The Town of Barrington has experienced dramatic growth since 1970, when the population was only 1,865; it had grown to 8,071 residents by 2006. Projections from the New Hampshire Office of Energy and Planning predict a population for Barrington of 10,600 by 2025. As the population has increased, use of the Barrington Public Library has increased accordingly, with 88,000 items circulating in 2015. Children’s/teen books represent about 70% of total book circulation. The library’s computers were accessed 8,082 times in-house in 2015 and had 40,000 hits on the library website. The automatic door counter showed 46,675 visits in 2015. In addition to the expected collections and services, the library is also offering about 50 programs or events per month, an average of 12.5 per week.
Library space is quite limited, offering only about 0.43 square feet per capita for the 2015 population. To put this ratio in context, the 1970 population of 1,865 would have had a library that offered perhaps a bit more than .50 square foot per capita (approx. 950 sq. feet) - and this was in the days before computers, video and audio collections, or large print books. Yet in 2016, the library has 0.43 square foot per capita.
The library is simply too small to effectively serve such a large number of residents; parking is limited, the building itself is unprepossessing and difficult to locate, there is no separate Children’s Room and Young Adult collections and activities have limited space or must share space with the multipurpose/preschool area. There are issues of accessibility and sound transfers between the library and the adjacent gymnasium space making quiet study impossible. The custodial area is shared with the staff kitchen. Meeting room space is limited to a room used intensely for children’s and young adult programming as well as to house collections. Staff work space is limited to a very small office for the Director and an open space behind the circulation desk for 6 other employees plus volunteers. The present library facility of 3,739 gross square feet is doing the job of a 6,809 square foot facility today, creating a cramped library with no room for future growth.

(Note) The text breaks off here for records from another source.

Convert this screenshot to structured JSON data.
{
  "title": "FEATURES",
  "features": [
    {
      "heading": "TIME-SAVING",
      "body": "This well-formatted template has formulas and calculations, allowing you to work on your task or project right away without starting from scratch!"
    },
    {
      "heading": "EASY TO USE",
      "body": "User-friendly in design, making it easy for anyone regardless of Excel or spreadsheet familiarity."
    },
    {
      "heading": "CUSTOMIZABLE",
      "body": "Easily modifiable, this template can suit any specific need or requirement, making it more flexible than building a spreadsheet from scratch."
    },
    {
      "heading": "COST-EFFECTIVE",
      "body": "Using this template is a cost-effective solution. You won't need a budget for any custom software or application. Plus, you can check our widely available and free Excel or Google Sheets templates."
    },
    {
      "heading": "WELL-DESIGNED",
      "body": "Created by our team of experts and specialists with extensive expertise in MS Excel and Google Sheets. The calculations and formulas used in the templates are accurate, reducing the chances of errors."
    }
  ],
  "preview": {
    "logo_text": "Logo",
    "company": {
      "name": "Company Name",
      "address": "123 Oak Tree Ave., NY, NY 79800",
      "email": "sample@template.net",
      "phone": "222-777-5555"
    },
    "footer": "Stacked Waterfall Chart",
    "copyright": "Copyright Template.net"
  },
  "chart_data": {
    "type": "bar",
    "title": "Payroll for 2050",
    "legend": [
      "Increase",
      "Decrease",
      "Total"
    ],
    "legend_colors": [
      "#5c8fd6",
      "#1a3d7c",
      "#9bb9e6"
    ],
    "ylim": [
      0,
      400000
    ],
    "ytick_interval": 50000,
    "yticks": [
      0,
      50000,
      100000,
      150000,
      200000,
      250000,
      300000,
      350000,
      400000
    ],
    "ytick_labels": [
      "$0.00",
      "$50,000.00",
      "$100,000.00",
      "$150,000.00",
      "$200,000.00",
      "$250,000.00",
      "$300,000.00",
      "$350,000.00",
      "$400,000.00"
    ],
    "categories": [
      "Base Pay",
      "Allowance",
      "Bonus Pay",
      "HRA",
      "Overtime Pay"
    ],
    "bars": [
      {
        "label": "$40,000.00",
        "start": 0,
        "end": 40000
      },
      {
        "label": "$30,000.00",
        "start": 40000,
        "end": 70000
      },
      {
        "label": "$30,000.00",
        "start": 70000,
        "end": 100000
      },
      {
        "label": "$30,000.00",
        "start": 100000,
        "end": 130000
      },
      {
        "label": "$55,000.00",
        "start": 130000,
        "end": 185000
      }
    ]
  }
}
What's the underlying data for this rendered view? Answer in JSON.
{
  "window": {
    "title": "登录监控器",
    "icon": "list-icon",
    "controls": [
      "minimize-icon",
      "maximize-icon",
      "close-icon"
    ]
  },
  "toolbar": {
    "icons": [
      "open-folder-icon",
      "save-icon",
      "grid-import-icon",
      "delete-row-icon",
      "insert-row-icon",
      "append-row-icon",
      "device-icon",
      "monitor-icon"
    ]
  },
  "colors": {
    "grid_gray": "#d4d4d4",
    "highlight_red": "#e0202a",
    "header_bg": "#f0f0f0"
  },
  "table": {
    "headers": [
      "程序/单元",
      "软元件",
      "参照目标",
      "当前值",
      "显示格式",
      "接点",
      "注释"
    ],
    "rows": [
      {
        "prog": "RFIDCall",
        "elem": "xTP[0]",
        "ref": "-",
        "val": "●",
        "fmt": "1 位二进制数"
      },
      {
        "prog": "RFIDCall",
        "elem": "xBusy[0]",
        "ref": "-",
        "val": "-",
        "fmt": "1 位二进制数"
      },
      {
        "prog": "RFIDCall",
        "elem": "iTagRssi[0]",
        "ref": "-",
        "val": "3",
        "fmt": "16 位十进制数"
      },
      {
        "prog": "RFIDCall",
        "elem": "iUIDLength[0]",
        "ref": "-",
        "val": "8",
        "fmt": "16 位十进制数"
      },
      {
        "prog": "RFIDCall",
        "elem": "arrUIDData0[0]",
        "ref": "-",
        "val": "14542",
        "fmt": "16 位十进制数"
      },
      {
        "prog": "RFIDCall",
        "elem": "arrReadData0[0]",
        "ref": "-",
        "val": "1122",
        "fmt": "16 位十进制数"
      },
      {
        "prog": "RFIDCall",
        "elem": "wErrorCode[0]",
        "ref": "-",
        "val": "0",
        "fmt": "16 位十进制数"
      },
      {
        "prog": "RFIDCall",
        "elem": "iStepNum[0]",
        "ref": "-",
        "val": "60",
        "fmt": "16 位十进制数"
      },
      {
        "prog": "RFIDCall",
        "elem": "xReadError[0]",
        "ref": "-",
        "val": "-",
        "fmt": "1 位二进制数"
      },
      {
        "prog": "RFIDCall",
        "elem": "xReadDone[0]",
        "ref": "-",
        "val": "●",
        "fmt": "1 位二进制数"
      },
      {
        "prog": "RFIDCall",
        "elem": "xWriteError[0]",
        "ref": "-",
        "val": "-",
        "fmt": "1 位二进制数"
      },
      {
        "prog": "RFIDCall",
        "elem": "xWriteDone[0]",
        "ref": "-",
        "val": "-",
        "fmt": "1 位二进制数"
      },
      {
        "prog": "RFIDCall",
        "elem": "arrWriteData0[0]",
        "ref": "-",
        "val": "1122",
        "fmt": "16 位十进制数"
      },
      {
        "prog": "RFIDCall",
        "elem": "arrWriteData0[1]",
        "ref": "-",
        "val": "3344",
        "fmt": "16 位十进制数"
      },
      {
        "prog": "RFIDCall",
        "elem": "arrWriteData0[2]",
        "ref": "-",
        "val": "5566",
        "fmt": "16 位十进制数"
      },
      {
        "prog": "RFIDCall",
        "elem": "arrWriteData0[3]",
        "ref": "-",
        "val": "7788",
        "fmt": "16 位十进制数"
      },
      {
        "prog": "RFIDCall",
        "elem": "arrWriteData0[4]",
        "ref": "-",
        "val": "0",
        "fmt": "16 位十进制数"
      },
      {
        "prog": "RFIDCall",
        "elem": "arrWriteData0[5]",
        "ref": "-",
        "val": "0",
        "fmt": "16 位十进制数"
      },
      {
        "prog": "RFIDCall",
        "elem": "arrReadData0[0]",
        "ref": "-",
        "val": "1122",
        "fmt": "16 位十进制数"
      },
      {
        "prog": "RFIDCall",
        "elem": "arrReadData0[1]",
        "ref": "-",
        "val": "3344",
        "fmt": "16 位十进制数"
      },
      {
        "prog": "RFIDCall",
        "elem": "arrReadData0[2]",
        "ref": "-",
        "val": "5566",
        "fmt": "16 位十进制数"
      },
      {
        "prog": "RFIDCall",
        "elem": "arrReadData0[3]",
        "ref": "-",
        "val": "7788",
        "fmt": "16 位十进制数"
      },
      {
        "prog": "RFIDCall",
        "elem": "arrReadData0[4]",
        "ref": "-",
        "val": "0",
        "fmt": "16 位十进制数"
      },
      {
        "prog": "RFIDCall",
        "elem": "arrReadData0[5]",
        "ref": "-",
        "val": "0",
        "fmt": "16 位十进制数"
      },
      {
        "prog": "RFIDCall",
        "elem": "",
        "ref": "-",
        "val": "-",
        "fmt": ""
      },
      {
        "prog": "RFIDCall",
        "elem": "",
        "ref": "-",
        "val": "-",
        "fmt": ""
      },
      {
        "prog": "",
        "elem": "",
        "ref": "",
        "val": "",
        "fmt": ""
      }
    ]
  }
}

Trustee planning for a larger library began back in 2000. At the time, it was recognized that the expansion into space abandoned by the police department could only alleviate the overall challenge of planning a new library building for a few years. The library Trustees stated at that time (2000) that the expansion could be no more than a ten-year solution at best. A Library Building Consultant was retained in June, 2004 to evaluate and comment upon possible options, including school and town buildings available at that time. During the spring and summer of 2006, a full Library Building Program has been developed by the library consultant, with extensive input from the Library Director and Trustees. The Building Program, dated September, 2006, estimates the size of a library facility to serve the Town of Barrington for the next twenty years to be 17,825 gross square feet, as outlined in the space needs chart on the following page. This plan has been revisited multiple times since 2006 by the staff and architects. A somewhat pared down version of the library is expected to be suggested to the Town, bringing the square footage down to approx. 12,500-13,00 sq. ft. in order to make building costs affordable. Final sq. footage and costs can only be determined once the architect has a preliminary floor plan based upon the needs in this report.
Any decisions concerning the plan for a new library/community center will be reflected in regular Trustee meeting minutes which are available in-library. The most current 6-12 months of Trustee minutes may be found Online.